OPINION: Let Winter Hill Seniors Stay in Their Homes
“The true measure of a community is how well it treats its most vulnerable citizens.”
We’ve heard the maxim many times, and there is little doubt most in Falls Church want to live up to it. Indeed, in most cases we probably do. But in one case, it comes into question: the planned treatment of the current senior citizens living in the affordable housing units at Winter Hill Apartments.
Under the plan for the City Center South Apartments, the Winter Hill Apartments would be sold to a private developer. Winter Hill Apartment residents would be moved to a City Center South high-rise.

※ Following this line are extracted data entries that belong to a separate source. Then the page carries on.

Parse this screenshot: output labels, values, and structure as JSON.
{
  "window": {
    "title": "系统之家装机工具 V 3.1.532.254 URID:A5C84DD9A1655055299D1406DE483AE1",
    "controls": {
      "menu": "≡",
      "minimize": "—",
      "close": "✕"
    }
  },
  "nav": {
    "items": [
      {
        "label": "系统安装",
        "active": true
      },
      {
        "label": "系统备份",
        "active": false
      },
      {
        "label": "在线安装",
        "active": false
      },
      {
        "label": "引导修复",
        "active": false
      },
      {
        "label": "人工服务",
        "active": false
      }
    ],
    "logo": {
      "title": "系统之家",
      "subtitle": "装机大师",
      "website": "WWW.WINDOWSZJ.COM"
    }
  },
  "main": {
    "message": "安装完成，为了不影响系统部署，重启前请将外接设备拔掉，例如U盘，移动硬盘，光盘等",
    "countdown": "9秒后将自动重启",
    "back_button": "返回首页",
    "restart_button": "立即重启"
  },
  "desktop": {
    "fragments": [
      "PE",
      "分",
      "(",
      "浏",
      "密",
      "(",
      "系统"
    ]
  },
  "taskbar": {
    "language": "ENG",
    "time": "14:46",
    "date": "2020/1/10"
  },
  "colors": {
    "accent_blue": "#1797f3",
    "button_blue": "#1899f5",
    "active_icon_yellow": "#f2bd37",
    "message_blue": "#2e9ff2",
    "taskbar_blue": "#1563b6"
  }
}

Unfortunately, there is an important fact going unconsidered: some of the residents don’t want to move.
As Anita Rosenberg told the Falls Church City Council (Community Comment: City Center South Lacks What Makes Winter Hill Home), senior citizens residing at Winter Hill Apartments would be significantly disadvantaged by the move to the planned high-rise facility. And it is easy to see why. Winter Hill Apartments are idyllic. They offer senior citizens easy access, significant privacy, green grass, trees, a warm environment. Ms. Rosenberg and her husband have lived there seventeen years, and they are not alone — walk by Winter Hill Apartments on a nice day and you will see senior citizens everywhere.
Ms. Rosenberg believes life in a high-rise apartment building will be much less pleasant, and she is almost certainly right. She mentions quiet comforts she will lose, such as watching a sunset from her small deck, the peace and quiet of her current apartment, the ease of access to it, the ability to walk to other public facilities like the library. She’s right, of course. Nobody could argue with her and keep a straight face.
Perhaps senior citizens have no right to a specific type of affordable housing. Technically, they have no right to affordable housing at all. This is a capitalist society, after all. And clearly, the property in question belongs to the Falls Church Housing Corporation, which legally can do with it what it wants.
But there are two important considerations in this case. First, even though there may be no right to a specific type of affordable housing, “doing right” by people of modest means has become an article of faith in Falls Church, and the topic of more than a few speeches. So if we’re going to proclaim we are doing right, we should do it. Second, the taxpayers of Falls Church are on the hook for a significant amount of money for the City Center South Apartments -– a $2 million “loan” and $750,000 or more a year in foregone tax revenue for many years. So we have a right to an opinion about how things are handled.
Here’s my opinion. We should not disadvantage a group of elderly citizens to create additional space. It doesn’t make sense, and it’s not right.
Want to provide more affordable housing in Falls Church? OK. Just find a way to do it that doesn’t hurt the people already being served. The Housing Corporation and the City need to modify the plan and leave the Winter Hill seniors in place.
By Stan Fendley, Falls Church City
May 20, 2009





Good points. Though the Affordable Housing project has been reconfigured it will still be costly and will not provide Seniors the advantages of living in Winter Hill. Has a survey ever been done that actually asks the Seniors what their preferences are?
The Housing Corporation has had the opportunity to make their case for the need to move the Seniors from Winter Hill. Who is speaking on behalf of the Seniors?